The play is hilarious, although you would not suspect it from a brief plot summary: The central character wakes up to find that overnight she married a complete stranger whose name is Zamir and who is prone to outbursts of mysogynist rage. Then, within minutes of introducing her new husband to her father, the men are threatening to kill each other, while her mother exists in a dazed reverie of what might have been had she pursued a career in the theater. Ben Brantley’s New York Times review celebrates the accelerating absurdity of the humour in the play, which tackles head-on the paranoia and violence of our time. Durang skewers the fears and frustrations of contemporary Western life, while also providing a tribute to the theatre’s ability to represent and console us.
I have to confess I found the last quarter of the play a bit flat – the young Felicity tears down the play’s “fourth wall” and demands that all the characters return to an earlier moment in the play so that all the terrible events that unfold can be prevented. Perhaps this was the best way to dramatise our need to “make nice” all the ghastly events that US foreign policy since 9/11 unleashed; unfortunately it felt more like a cop-out to me.
Apr
06
2009
It’s less than 48 hours since I’ve been back in Brooklyn, so my head is still waiting for my body to catch up. Wait, I think I mean my body is waiting for my head to catch up. My computer tells me it’s five-ish on Monday afternoon, but to me it’s actually tomorrow morning in Sydney. Tonight is my first fiction workshop class, and my main achievement will be to get there on time. Anything more than that I will have to regard as a bonus.
This afternoon I wandered around the homewares department of Target at the vast Atlantic Avenue mall, looking for a few specific items to make my cell – sorry, room – more livable. A desk, I thought, would be a good idea. And something to sit on. As my trolley began to pile up, it occurred to me that home delivery might be a good idea for these bulky items. Delivery would be free, and my only expense would be a tip for the unlucky guy whose job it would be to lug it all to my place. On inquiry, however, I learned that I could only have my goods delivered free – or delivered at all, in fact – if I had purchased them online. Old-fashioned shopping in the old-fashioned shop disqualified me for the service.

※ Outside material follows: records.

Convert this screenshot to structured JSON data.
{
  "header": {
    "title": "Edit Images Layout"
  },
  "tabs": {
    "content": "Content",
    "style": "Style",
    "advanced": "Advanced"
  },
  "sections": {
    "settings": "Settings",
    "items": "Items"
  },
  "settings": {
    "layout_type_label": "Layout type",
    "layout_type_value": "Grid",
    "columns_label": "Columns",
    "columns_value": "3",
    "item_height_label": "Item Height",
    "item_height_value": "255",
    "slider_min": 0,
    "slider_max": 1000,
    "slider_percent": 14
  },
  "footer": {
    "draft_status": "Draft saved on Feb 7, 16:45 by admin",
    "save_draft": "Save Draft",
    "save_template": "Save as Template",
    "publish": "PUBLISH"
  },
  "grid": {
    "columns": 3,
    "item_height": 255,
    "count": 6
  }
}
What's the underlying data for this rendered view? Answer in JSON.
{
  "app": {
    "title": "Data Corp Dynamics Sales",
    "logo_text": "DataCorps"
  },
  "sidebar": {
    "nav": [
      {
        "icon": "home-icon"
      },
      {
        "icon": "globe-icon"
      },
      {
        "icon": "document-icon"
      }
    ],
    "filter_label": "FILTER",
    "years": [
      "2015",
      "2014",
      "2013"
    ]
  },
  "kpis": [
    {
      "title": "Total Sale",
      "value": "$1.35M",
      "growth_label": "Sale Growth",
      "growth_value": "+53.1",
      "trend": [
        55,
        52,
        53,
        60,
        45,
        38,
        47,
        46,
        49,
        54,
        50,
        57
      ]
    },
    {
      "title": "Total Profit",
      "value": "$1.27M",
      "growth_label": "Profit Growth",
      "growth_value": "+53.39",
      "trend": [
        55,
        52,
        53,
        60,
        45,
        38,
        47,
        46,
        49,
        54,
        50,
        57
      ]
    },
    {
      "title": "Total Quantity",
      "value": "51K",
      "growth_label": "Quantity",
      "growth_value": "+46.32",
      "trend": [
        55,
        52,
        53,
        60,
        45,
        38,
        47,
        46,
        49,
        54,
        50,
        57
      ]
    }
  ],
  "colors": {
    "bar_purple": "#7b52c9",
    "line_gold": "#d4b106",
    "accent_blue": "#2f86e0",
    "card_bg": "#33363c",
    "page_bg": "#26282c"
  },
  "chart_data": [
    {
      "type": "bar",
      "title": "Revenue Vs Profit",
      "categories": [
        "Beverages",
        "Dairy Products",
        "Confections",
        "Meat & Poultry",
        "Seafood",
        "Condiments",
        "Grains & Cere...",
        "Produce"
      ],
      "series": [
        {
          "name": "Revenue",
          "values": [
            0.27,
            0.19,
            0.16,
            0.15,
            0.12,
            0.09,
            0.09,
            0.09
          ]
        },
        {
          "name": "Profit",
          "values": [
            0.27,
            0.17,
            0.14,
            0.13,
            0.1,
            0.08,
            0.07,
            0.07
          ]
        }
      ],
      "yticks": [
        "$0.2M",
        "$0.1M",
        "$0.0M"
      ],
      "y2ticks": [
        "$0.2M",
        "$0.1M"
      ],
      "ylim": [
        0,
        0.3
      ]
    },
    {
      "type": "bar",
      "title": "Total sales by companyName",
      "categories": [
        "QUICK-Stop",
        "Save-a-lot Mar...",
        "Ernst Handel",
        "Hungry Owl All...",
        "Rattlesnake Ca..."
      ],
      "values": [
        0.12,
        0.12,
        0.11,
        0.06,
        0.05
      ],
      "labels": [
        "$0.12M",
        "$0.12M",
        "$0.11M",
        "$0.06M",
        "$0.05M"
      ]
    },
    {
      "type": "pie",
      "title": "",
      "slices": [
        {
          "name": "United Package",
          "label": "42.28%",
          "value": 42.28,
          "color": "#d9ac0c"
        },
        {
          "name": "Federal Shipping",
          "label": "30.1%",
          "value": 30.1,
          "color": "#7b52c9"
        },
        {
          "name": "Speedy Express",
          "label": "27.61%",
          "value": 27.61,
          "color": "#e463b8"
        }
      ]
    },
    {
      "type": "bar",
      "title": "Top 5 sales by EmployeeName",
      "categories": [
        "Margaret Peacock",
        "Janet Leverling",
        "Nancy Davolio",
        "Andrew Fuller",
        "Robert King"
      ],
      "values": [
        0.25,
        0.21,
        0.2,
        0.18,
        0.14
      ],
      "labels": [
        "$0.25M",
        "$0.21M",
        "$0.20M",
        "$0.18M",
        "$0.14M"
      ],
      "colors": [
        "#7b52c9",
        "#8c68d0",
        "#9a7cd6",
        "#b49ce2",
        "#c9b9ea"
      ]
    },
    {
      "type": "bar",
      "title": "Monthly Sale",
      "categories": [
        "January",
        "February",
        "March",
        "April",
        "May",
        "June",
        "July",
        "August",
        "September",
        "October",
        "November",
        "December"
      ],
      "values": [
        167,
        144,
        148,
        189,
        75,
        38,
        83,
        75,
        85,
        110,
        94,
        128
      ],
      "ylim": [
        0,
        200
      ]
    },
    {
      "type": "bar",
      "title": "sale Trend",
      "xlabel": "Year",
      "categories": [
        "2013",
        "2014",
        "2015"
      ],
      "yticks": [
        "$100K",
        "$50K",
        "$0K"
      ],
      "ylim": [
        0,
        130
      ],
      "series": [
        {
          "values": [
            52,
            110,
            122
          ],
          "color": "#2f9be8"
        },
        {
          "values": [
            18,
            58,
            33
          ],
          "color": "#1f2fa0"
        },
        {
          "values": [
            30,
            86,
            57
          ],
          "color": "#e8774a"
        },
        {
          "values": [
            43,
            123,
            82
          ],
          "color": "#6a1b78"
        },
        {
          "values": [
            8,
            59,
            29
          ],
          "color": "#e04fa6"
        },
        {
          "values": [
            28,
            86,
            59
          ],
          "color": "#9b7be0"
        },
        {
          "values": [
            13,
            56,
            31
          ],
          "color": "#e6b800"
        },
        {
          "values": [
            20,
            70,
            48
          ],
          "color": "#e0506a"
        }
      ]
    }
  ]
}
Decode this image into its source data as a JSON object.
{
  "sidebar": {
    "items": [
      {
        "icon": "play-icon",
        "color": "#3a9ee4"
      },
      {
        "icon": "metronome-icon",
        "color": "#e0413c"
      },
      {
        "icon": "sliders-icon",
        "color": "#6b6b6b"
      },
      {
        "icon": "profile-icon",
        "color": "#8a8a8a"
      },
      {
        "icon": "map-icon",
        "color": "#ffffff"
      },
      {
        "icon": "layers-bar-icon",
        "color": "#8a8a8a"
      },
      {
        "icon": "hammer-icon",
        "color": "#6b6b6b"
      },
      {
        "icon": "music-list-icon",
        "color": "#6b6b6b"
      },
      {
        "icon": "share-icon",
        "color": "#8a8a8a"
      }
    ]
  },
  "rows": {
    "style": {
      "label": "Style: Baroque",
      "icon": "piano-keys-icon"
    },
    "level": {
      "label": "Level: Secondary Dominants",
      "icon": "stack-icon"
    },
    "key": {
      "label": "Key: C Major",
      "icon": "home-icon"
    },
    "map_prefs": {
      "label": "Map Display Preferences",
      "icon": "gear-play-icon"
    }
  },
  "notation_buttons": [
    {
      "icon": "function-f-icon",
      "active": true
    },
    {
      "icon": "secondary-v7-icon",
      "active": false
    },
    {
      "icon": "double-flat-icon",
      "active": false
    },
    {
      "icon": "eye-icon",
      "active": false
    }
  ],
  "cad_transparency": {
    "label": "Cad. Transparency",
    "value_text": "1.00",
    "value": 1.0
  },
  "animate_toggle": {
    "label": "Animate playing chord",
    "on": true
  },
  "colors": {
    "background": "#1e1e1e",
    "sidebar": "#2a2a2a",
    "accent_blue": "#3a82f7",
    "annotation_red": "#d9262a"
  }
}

And so it was that, during an intense mid-afternoon downpour, I found myself in hurried league with a taxi driver from Sierra Leone, who knew the trick of getting the Target trolley out of the store (mere mortals’ trollies get no further than the storefront’s sliding doors), and then my stuff into the enormous trunk of his car. I was so ecstatic about the achievement of securing a taxi in this weather that I didn’t understand what the driver was asking me as we set off in the car. After a few polite attempts I realised he hadn’t a clue where to take me and my stuff.